Pourtant, les organisations, quelles qu’elles soient, doivent entrer en relation avec leurs divers publics et ont donc besoin de professionnelles et professionnels qui auront l’ouverture et la sensibilité requise pour ce faire. Cela est d’autant plus vrai que la société se complexifie, notamment au tournant des années 1960, où on assiste à une industrialisation massive : à la montée des revendications issues des nouveaux mouvements sociaux concernant, par exemple, l’intégration et le respect des minorités, le droit des femmes ou les droits civiques (Neveu, 2011); à l’émergence de la conscience environnementale à partir des années 1970, notamment avec la publication, en 1962, du livre Silent Spring de Rachel Carson; et à la genèse de la mondialisation, quelques années plus tard (Dollfus, 1997). Les relations publiques doivent également se définir par rapport au champ du marketing, qui prend de l’ampleur à partir des années 1950 et qui, souvent, se présente comme fédérateur de l’ensemble de la fonction communication managériale (Hutton, 2010), reléguant les relations publiques à un simple rôle technique.

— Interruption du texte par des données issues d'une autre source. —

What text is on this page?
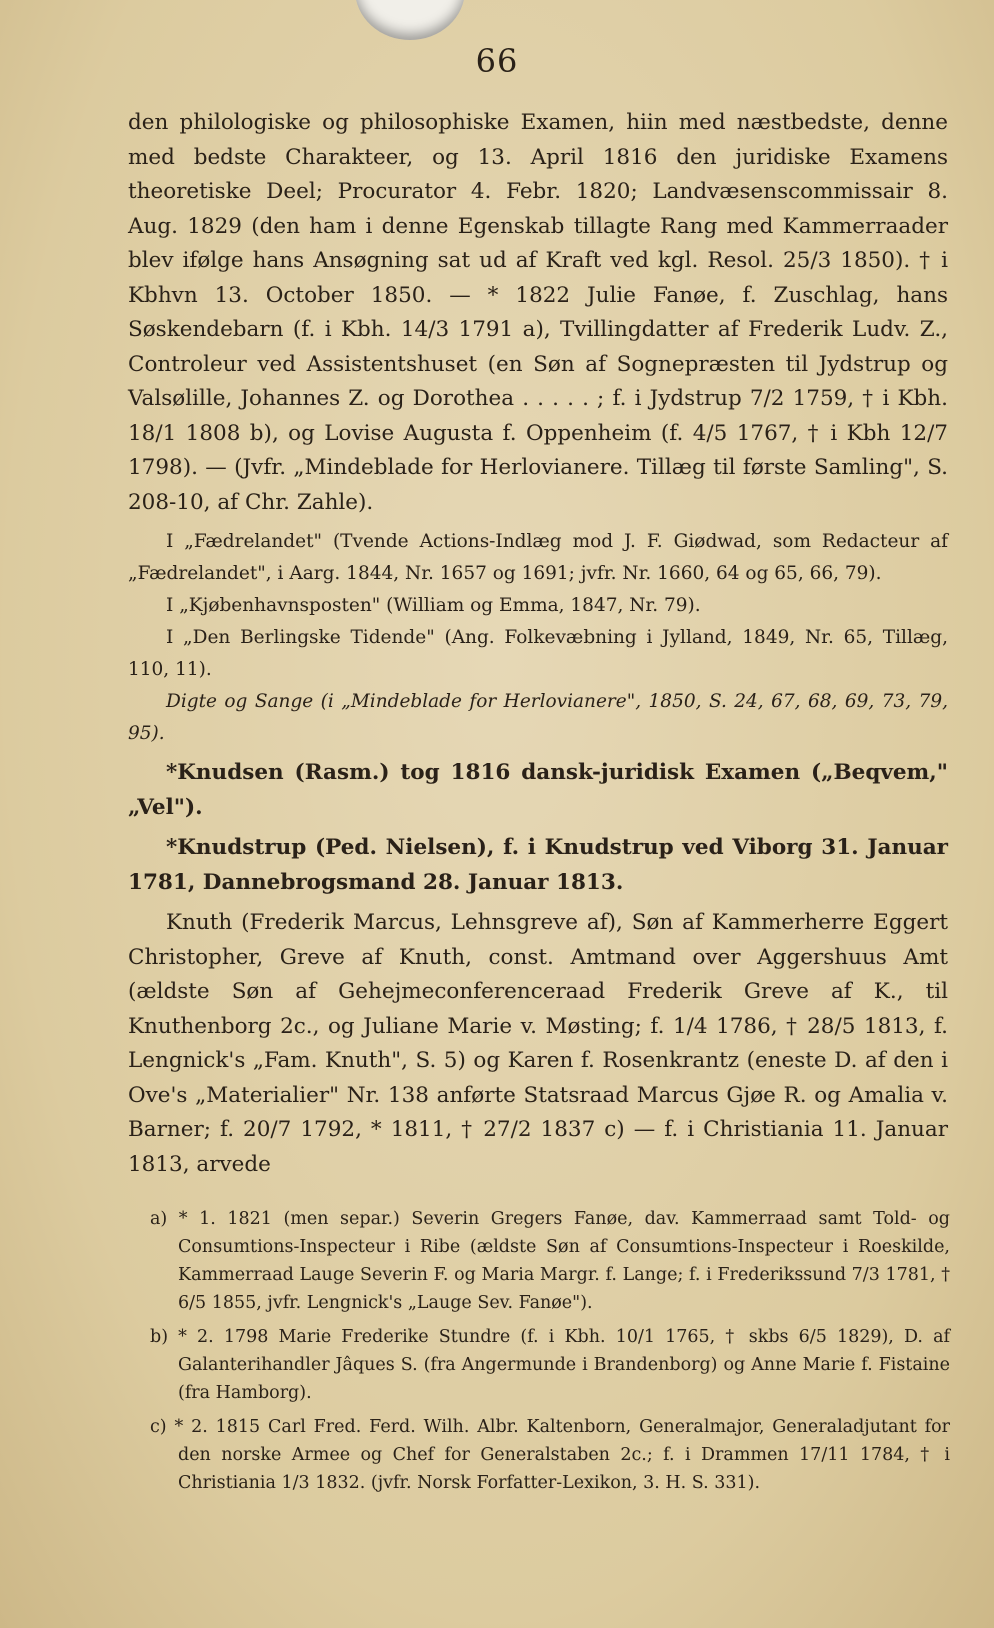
66

den philologiske og philosophiske Examen, hiin med næstbedste, denne med bedste Charakteer, og 13. April 1816 den juridiske Examens theoretiske Deel; Procurator 4. Febr. 1820; Landvæsenscommissair 8. Aug. 1829 (den ham i denne Egenskab tillagte Rang med Kammerraader blev ifølge hans Ansøgning sat ud af Kraft ved kgl. Resol. 25/3 1850). † i Kbhvn 13. October 1850. — * 1822 Julie Fanøe, f. Zuschlag, hans Søskendebarn (f. i Kbh. 14/3 1791 a), Tvillingdatter af Frederik Ludv. Z., Controleur ved Assistentshuset (en Søn af Sognepræsten til Jydstrup og Valsølille, Johannes Z. og Dorothea . . . . . ; f. i Jydstrup 7/2 1759, † i Kbh. 18/1 1808 b), og Lovise Augusta f. Oppenheim (f. 4/5 1767, † i Kbh 12/7 1798). — (Jvfr. „Mindeblade for Herlovianere. Tillæg til første Samling", S. 208-10, af Chr. Zahle).

I „Fædrelandet" (Tvende Actions-Indlæg mod J. F. Giødwad, som Redacteur af „Fædrelandet", i Aarg. 1844, Nr. 1657 og 1691; jvfr. Nr. 1660, 64 og 65, 66, 79).

I „Kjøbenhavnsposten" (William og Emma, 1847, Nr. 79).

I „Den Berlingske Tidende" (Ang. Folkevæbning i Jylland, 1849, Nr. 65, Tillæg, 110, 11).

Digte og Sange (i „Mindeblade for Herlovianere", 1850, S. 24, 67, 68, 69, 73, 79, 95).

*Knudsen (Rasm.) tog 1816 dansk-juridisk Examen („Beqvem," „Vel").

*Knudstrup (Ped. Nielsen), f. i Knudstrup ved Viborg 31. Januar 1781, Dannebrogsmand 28. Januar 1813.

Knuth (Frederik Marcus, Lehnsgreve af), Søn af Kammerherre Eggert Christopher, Greve af Knuth, const. Amtmand over Aggershuus Amt (ældste Søn af Gehejmeconferenceraad Frederik Greve af K., til Knuthenborg 2c., og Juliane Marie v. Møsting; f. 1/4 1786, † 28/5 1813, f. Lengnick's „Fam. Knuth", S. 5) og Karen f. Rosenkrantz (eneste D. af den i Ove's „Materialier" Nr. 138 anførte Statsraad Marcus Gjøe R. og Amalia v. Barner; f. 20/7 1792, * 1811, † 27/2 1837 c) — f. i Christiania 11. Januar 1813, arvede

a) * 1. 1821 (men separ.) Severin Gregers Fanøe, dav. Kammerraad samt Told- og Consumtions-Inspecteur i Ribe (ældste Søn af Consumtions-Inspecteur i Roeskilde, Kammerraad Lauge Severin F. og Maria Margr. f. Lange; f. i Frederikssund 7/3 1781, † 6/5 1855, jvfr. Lengnick's „Lauge Sev. Fanøe").

b) * 2. 1798 Marie Frederike Stundre (f. i Kbh. 10/1 1765, † skbs 6/5 1829), D. af Galanterihandler Jâques S. (fra Angermunde i Brandenborg) og Anne Marie f. Fistaine (fra Hamborg).

c) * 2. 1815 Carl Fred. Ferd. Wilh. Albr. Kaltenborn, Generalmajor, Generaladjutant for den norske Armee og Chef for Generalstaben 2c.; f. i Drammen 17/11 1784, † i Christiania 1/3 1832. (jvfr. Norsk Forfatter-Lexikon, 3. H. S. 331).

Il faudra attendre les années 1980 pour que se structure un univers théorique autour des relations publiques. On doit en grande partie ce travail à James E. Grunig, de l’Université du Maryland, qui publiera, en 1984, avec Todd Hunt, l’ouvrage Managing Public Relations, dans lequel il développe les bases de sa théorie. Dès lors, Grunig met de l’avant quatre modèles de relations publiques qui correspondent plus ou moins aux approches ayant marqué la profession à travers le temps, soit celui de l’agent de presse ou de la promotion, de l’information au public, de la communication bidirectionnelle asymétrique et de la communication bidirectionnelle symétrique.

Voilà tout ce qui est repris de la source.